Herd mentality can pay off in the short term, but it's likely to decimate your investment strategy in the long run. It's also a major contributor to the boom-and-bust cycles that have defined the equity markets for years. There's a big distinction between following targeted advice tailored to your needs and jettisoning healthy skepticism in pursuit of returns.
For instance, most mainstream investment professionals recommend buying individual equities on the strength of strong earnings reports and healthy prospects for future growth. Far fewer recommend the wholesale purchase of stock in debt-ridden firms that operate alongside these successful outfits simply because the space as a whole has decent prospects.

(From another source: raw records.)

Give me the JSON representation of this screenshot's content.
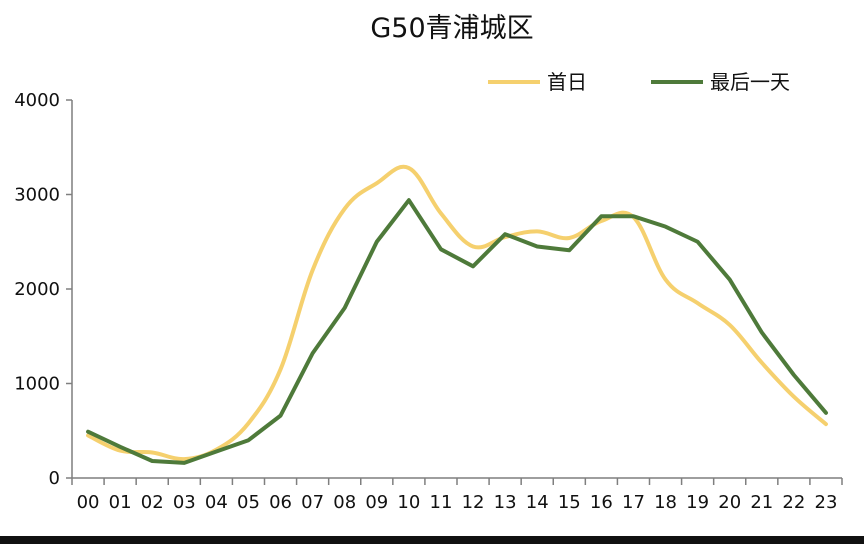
{
  "chart_data": {
    "type": "line",
    "title": "G50青浦城区",
    "xlabel": "",
    "ylabel": "",
    "ylim": [
      0,
      4000
    ],
    "yticks": [
      0,
      1000,
      2000,
      3000,
      4000
    ],
    "ytick_labels": [
      "0",
      "1000",
      "2000",
      "3000",
      "4000"
    ],
    "categories": [
      "00",
      "01",
      "02",
      "03",
      "04",
      "05",
      "06",
      "07",
      "08",
      "09",
      "10",
      "11",
      "12",
      "13",
      "14",
      "15",
      "16",
      "17",
      "18",
      "19",
      "20",
      "21",
      "22",
      "23"
    ],
    "grid": false,
    "legend_position": "top-right",
    "series": [
      {
        "name": "首日",
        "color": "#f5d06e",
        "smooth": true,
        "values": [
          450,
          290,
          270,
          200,
          300,
          580,
          1150,
          2200,
          2850,
          3120,
          3280,
          2800,
          2450,
          2550,
          2610,
          2540,
          2720,
          2760,
          2100,
          1850,
          1620,
          1220,
          860,
          570
        ]
      },
      {
        "name": "最后一天",
        "color": "#4e7a3a",
        "smooth": false,
        "values": [
          490,
          330,
          180,
          160,
          280,
          400,
          660,
          1320,
          1800,
          2500,
          2940,
          2420,
          2240,
          2580,
          2450,
          2410,
          2770,
          2770,
          2660,
          2500,
          2100,
          1540,
          1090,
          690
        ]
      }
    ]
  }
}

Nonetheless, many short-sighted investors enthusiastically plow money into poorly-performing firms in favored industries, citing the old maxim about rising tides lifting all boats. This is dangerous: While even the shoddiest firm may experience an inexplicable increase in market capitalization following a blowout earnings report from a larger competitor, its stock price will crash back to earth at the first sign of financial trouble. If you are going to defy conventional wisdom and play the odds like this, be sure to zero out your position before the party ends and everyone else does the same.
Herd psychology often begets loss aversion, which can be just as devastating. According to the research of prospect theory pioneers Daniel Kahneman and Amos Tversky, investors strongly prefer to avoid losses rather than secure gains. As a psychological mechanism, this is understandable: It's preferable to hang on to what you have than to risk it in pursuit of a payoff that's not guaranteed.

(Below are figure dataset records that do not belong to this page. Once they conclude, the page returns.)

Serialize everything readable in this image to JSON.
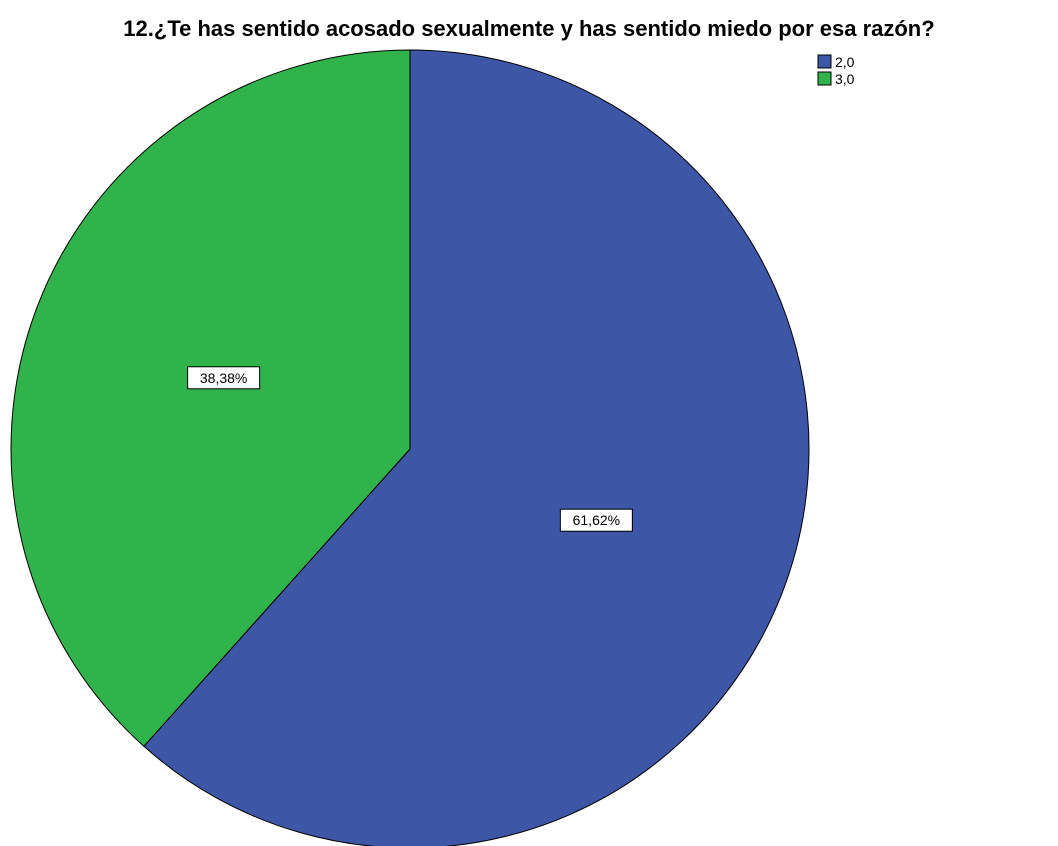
{
  "chart_data": {
    "type": "pie",
    "title": "12.¿Te has sentido acosado sexualmente y has sentido miedo por esa razón?",
    "slices": [
      {
        "name": "2,0",
        "value": 61.62,
        "label": "61,62%",
        "color": "#3d56a6"
      },
      {
        "name": "3,0",
        "value": 38.38,
        "label": "38,38%",
        "color": "#2fb34a"
      }
    ],
    "legend": {
      "placement": "top-right",
      "entries": [
        "2,0",
        "3,0"
      ]
    },
    "start_angle": "12 o'clock",
    "direction": "clockwise"
  }
}
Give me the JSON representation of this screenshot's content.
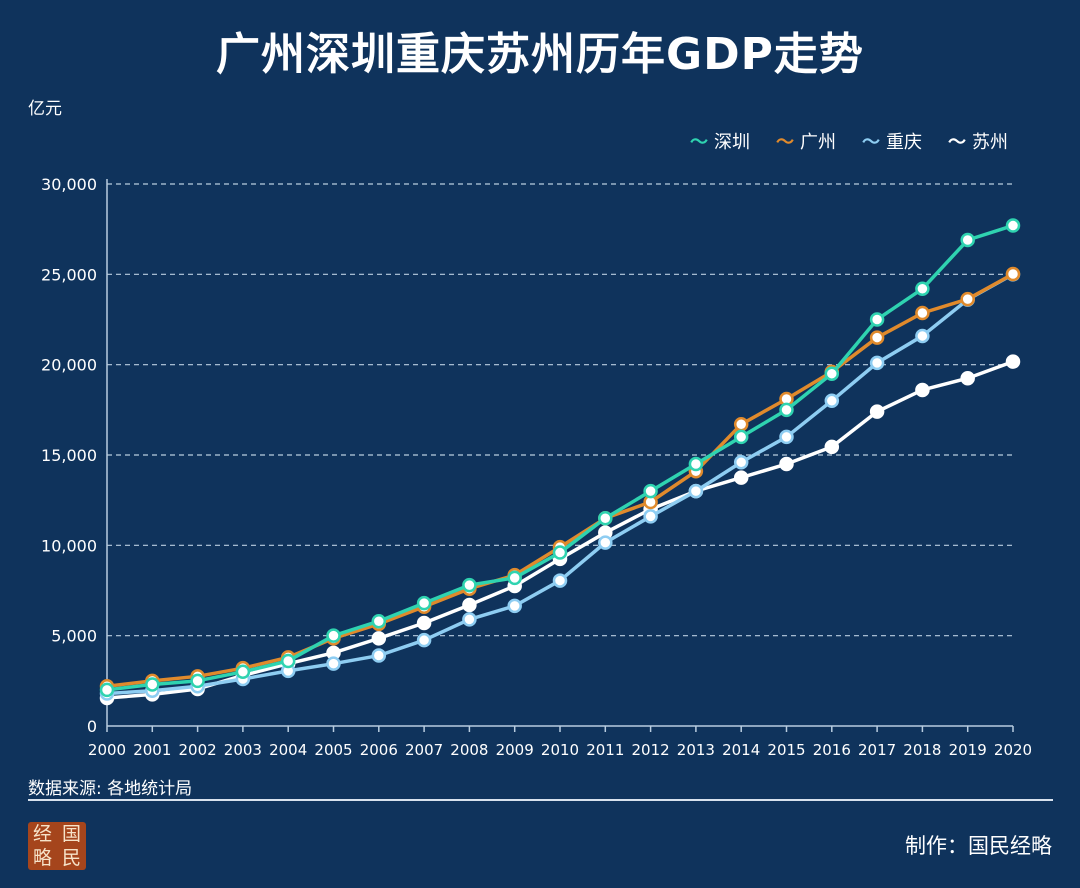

It's often an unsound market behavior, however. As the price of a given stock declines, many investors throw in the towel near the bottom of its dive in a process known as capitulation. Plenty of successful investors, from raging iconoclasts to supposedly conservative value-hunters, have made careers out of buying stocks immediately following these high-volume sell-offs. Rather than give in to panic, take the long view and use these scary moments to "average down"—buying stocks that you already own at discounted prices.
Selling Poorly-Performing Equity
Of course, it's not always a bad idea to sell a poorly-performing equity after a major decline. The mean-reversion fallacy, which dictates that a given equity's value will necessarily recover somewhat after a fall, seduces inexperienced retail investors and seasoned professionals alike. If its value loss proves to be permanent, doubling down in the expectation that it will one day rise again is simply throwing good money after bad.
It's human nature to cling to what's familiar, but equity investing requires clear eyes and an unsentimental heart. Don't hold on to a poorly-performing stock simply because you've owned it for years and maintain an unfounded faith that it will turn around. Be especially careful of equities that decline even when the broader market is rising and consistently under-perform relative to their industry peers.
Applying the Value Test
When you're unsure of the reason behind a scary fall in one of your stocks, apply the value test: ask yourself if the underlying firm's financial fundamentals remain strong or if it looks like it's headed for trouble. In the former case, hang tight as the decline may be attributable to a temporary market imbalance.
Whether you've been investing your own money for 60 days or 60 years, you know by now that equities markets have a way of disrupting even the most well-reasoned planning. To minimize and eventually eliminate altogether the losses associated with common investing mistakes, carefully analyze the finances and market movements of each equity that you own and learn as much as possible about their business model and broader industry. More importantly, maintain an even keel and resist the urge to celebrate your gains or lament your losses. In the long run, a clear head carries the day.